Irritable Bowel Syndrome (IBS) affects millions of Americans with painful abdominal cramps, bloating, gas, and bouts of diarrhea and constipation. Eliminating dairy and caffeine often takes care of the problem, but if not I often put patients on peppermint oil--and there is finally now solid evidence to support this centuries-old practice.[1]

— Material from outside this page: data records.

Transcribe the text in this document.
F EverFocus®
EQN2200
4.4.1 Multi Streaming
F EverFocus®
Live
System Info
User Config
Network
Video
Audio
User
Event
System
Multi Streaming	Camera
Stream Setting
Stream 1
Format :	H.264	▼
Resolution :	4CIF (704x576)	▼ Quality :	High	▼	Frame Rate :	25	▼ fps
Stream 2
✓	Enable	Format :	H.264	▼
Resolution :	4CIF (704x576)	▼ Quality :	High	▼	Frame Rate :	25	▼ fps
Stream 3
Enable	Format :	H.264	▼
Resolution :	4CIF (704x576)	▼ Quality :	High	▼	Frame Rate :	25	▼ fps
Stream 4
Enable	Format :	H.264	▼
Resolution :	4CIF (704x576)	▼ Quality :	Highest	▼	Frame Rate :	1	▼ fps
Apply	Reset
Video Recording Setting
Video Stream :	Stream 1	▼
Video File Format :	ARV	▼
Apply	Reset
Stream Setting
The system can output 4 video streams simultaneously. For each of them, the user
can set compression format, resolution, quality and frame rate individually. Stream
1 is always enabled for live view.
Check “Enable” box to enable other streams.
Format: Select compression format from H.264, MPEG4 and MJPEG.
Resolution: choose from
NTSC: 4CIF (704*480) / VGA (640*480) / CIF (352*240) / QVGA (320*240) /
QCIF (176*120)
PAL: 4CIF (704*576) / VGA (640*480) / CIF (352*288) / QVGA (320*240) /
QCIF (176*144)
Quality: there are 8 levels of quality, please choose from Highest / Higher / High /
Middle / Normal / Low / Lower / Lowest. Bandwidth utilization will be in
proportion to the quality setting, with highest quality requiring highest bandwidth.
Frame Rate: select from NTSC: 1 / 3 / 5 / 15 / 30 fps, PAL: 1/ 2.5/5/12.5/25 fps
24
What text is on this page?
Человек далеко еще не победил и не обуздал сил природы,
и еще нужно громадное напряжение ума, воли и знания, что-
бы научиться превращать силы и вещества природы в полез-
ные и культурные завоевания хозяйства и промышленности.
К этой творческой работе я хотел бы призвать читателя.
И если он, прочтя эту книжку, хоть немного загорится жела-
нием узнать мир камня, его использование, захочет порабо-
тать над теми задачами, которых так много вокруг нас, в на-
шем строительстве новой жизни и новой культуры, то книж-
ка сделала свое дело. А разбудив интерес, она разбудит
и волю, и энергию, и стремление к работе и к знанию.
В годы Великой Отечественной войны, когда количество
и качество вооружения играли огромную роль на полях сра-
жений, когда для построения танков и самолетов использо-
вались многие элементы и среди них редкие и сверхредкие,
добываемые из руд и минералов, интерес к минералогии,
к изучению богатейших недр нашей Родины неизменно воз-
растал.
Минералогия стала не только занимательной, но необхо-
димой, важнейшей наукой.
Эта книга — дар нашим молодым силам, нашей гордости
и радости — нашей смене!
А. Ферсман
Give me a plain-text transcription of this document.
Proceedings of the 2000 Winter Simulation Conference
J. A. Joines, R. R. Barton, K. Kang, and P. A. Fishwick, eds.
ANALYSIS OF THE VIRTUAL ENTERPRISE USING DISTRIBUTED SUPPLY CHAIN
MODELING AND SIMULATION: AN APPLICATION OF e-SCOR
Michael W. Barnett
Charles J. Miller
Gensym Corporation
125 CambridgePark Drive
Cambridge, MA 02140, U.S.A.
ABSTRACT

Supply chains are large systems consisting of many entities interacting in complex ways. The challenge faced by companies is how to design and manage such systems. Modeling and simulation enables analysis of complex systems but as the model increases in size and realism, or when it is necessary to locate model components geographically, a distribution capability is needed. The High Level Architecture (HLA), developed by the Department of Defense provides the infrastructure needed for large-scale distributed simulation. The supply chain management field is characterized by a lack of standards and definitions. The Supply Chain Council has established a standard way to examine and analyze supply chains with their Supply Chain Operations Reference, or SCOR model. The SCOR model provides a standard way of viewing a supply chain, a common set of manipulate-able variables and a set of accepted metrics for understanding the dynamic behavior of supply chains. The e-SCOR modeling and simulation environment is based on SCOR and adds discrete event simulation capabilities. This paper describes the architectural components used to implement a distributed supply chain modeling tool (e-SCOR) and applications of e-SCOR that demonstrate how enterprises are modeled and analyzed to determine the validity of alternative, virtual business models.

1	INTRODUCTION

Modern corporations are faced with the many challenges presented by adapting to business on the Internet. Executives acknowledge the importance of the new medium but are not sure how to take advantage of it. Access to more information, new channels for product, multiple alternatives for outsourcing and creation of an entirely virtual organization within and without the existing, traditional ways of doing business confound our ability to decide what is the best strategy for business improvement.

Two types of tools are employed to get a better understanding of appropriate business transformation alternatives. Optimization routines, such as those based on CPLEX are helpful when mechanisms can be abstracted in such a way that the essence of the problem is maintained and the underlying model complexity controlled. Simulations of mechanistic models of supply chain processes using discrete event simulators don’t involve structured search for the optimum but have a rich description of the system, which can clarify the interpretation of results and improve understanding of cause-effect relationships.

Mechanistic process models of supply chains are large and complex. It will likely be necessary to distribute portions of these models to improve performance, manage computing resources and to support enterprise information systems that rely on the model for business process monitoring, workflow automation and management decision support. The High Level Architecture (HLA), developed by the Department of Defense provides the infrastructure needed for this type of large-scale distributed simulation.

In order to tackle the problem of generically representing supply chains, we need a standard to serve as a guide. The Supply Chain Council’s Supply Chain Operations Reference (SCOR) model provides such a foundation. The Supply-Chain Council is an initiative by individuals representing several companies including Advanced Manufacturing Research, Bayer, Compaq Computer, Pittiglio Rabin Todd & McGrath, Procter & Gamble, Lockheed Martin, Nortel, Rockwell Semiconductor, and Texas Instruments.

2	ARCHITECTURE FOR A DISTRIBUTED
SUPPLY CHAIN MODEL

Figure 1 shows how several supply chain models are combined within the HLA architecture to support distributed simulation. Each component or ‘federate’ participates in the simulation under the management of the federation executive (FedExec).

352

The latest volume of the journal Phytomedicine reviewed the evidence--16 clinical studies, most of them double-blind placebo-controlled crossover studies (one of the most scientifically rigorous study designs). The majority of these studies showed a consistent and significant improvement in IBS symptoms compared to placebo. The recommended dosing for adults is 1-2 enteric-coated peppermint oil capsules three times a day for 2 to 4 weeks. As always, pregnant and breast-feeding women should consult their physician before putting any new substance in their bodies.

The effect of the peppermint oil was so powerful that some of the studies even performed a head to head comparison between the peppermint oil and the current pharmaceutical drugs on the market and found comparable results. Of course the drugs in current use have side-effects including everything from dry mouth and blurred vision to confusion and memory impairment. The most common side effect of the peppermint oil was, well, let's just call it the "perianal tingle," as the minty freshness exits the body.


[1] Grigoleit HG. et al. 2005. Peppermint oil in irritable bowel syndrome. Phytomedicine 12 (2005) 601-606.